The Trans Pacific Partnership (TPP), a proposed trade agreement that encompasses nearly 40 per cent of world GDP, heads to Hawaii later this month for ministerial-level negotiations. According to media reports, this may be the final round of talks, with countries expected to address the remaining contentious issues with their “best offers” in the hope that an agreement can be reached. Canadian coverage of the TPP has centred primarily on U.S. demands for changes to longstanding agricultural market safeguards.
With a national election a few months away, the prospect of overhauling some of Canada’s biggest business sectors has politicians from all parties waffling on the agreement. Canadian International Trade Minister Ed Fast, who will lead the Canadian delegation, maintains that the government has not agreed to dismantle supply management protections and that it will only enter into an agreement if the deal is in the best interests of the country. The opposition parties are similarly hesitant to stake out positions on key issues, noting that they cannot judge the TPP until it is concluded and publicly released.
While the agricultural issues may dominate debate, it is only one unresolved issue of many. Indeed, the concerns associated with the agreement go far beyond the supply of products such as milk and chickens.
First, a recently leaked version of the intellectual property chapter revealed that Canada would have to make significant changes to its copyright and patent rules. The TPP requires Canada to extend the term of copyright to life of the author plus an additional 70 years. The law is currently set at life of the author plus 50 years, which meets the international standard found in the Berne Convention.

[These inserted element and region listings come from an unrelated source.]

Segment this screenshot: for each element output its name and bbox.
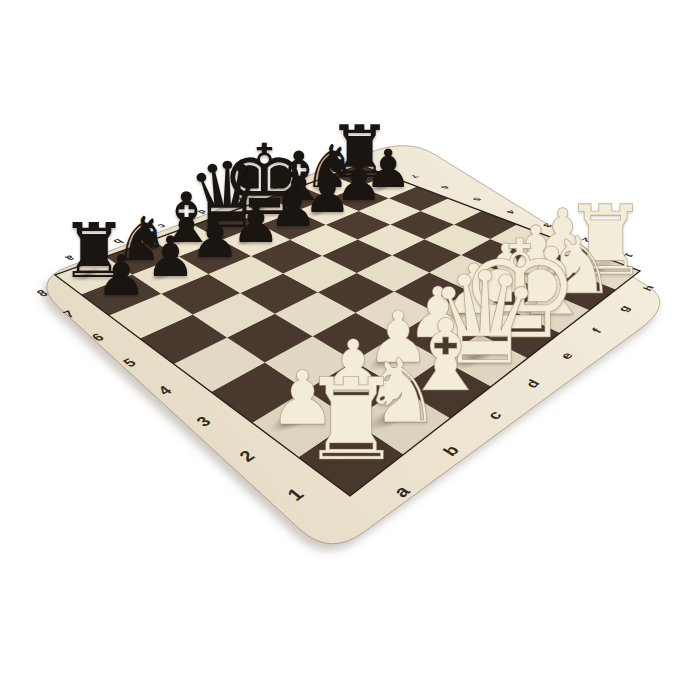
coord-file-e-top: e	[232, 196, 246, 202]
coord-rank-1-right: 1	[621, 252, 636, 259]
chess-mat: a1a1b2b2c3c3d4d4e5e5f6f6g7g7h8h8	[0, 0, 700, 700]
coord-file-b-top: b	[111, 237, 127, 246]
coord-rank-2-right: 2	[579, 236, 594, 243]
coord-file-a-top: a	[62, 254, 78, 263]
chessboard-photo-scene: a1a1b2b2c3c3d4d4e5e5f6f6g7g7h8h8 ♜♞♟♝♟♟♚…	[0, 0, 700, 700]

The extension in the term of copyright, which has generated fear in other TPP countries such as Japan, New Zealand, and Malaysia, would mean that no new works would enter the public domain in Canada for decades. The result would be higher costs for both consumers and educational institutions, with most of the additional royalties flowing out of the country.

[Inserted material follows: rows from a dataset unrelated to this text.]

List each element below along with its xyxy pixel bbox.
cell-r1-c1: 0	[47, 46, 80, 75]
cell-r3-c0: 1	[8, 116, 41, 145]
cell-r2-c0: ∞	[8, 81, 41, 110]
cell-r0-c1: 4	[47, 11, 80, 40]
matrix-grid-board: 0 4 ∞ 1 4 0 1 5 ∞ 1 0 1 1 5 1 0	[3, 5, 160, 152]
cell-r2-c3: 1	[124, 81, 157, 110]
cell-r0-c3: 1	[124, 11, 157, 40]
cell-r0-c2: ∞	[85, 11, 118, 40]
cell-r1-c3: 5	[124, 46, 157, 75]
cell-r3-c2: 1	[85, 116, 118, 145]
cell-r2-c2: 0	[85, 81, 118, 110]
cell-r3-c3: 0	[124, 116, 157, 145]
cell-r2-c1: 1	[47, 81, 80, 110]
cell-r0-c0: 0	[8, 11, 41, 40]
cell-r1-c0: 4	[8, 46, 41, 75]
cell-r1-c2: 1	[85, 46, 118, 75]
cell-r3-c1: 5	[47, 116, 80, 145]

The deal reportedly also penalizes Canada for its “notice-and-notice” system for claims of infringement on the Internet. The system has been in effect since the start of the year and has been credited with significantly reducing Canadian piracy rates. The Canadian approach differs from that found in the U.S., however, leading to additional demands that Canada establish enforcement provisions targeting Internet providers and search engines.

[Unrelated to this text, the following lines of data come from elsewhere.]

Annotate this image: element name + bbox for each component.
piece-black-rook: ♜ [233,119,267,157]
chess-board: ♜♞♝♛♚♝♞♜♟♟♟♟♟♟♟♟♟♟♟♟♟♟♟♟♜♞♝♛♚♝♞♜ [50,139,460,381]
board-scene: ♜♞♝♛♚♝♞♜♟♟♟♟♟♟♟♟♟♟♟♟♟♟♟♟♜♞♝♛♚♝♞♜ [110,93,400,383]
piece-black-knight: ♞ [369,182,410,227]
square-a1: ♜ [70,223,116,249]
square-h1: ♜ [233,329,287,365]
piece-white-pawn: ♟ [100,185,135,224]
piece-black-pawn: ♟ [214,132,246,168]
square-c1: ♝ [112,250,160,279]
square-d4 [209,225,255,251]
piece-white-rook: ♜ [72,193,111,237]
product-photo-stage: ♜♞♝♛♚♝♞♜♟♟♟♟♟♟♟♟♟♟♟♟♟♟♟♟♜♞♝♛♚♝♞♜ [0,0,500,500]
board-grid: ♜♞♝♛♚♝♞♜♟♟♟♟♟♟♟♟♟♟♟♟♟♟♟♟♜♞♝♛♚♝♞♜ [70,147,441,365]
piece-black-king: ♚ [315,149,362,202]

The patent provisions in the TPP have sparked concern from health and access to medicines groups around the world. With requirements that would delay entry of generic pharmaceuticals into the market, the TPP threatens to create huge additional health care costs.
In fact, the agreement would also expand the right of pharmaceutical companies to sue governments over national laws, creating the prospect of more lawsuits similar to the $500 million lawsuit launched by pharmaceutical giant Eli Lilly against the Government of Canada.
With the media focus on agriculture, the TPP’s implications for privacy have also been largely overlooked. Provinces such as British Columbia and Nova Scotia have enacted privacy safeguards in recent years that are designed to keep Canadian data in Canada. These rules have become particularly important in the aftermath of the Edward Snowden surveillance revelations, since the transmission and hosting of personal information outside the country raises genuine privacy concerns. Yet the TPP views such privacy protections as trade barriers and seeks to establish new limits on the ability of countries to restrict the free flow of information across national borders.
New rules related to copyright, patents, privacy, and investor lawsuits have serious implications for the rights of Canadians as well as for consumer, health care, and education costs. With the TPP in the final stages, Canadians deserve better than canned responses from political parties and a debate limited to the impact of the deal on the agricultural sector.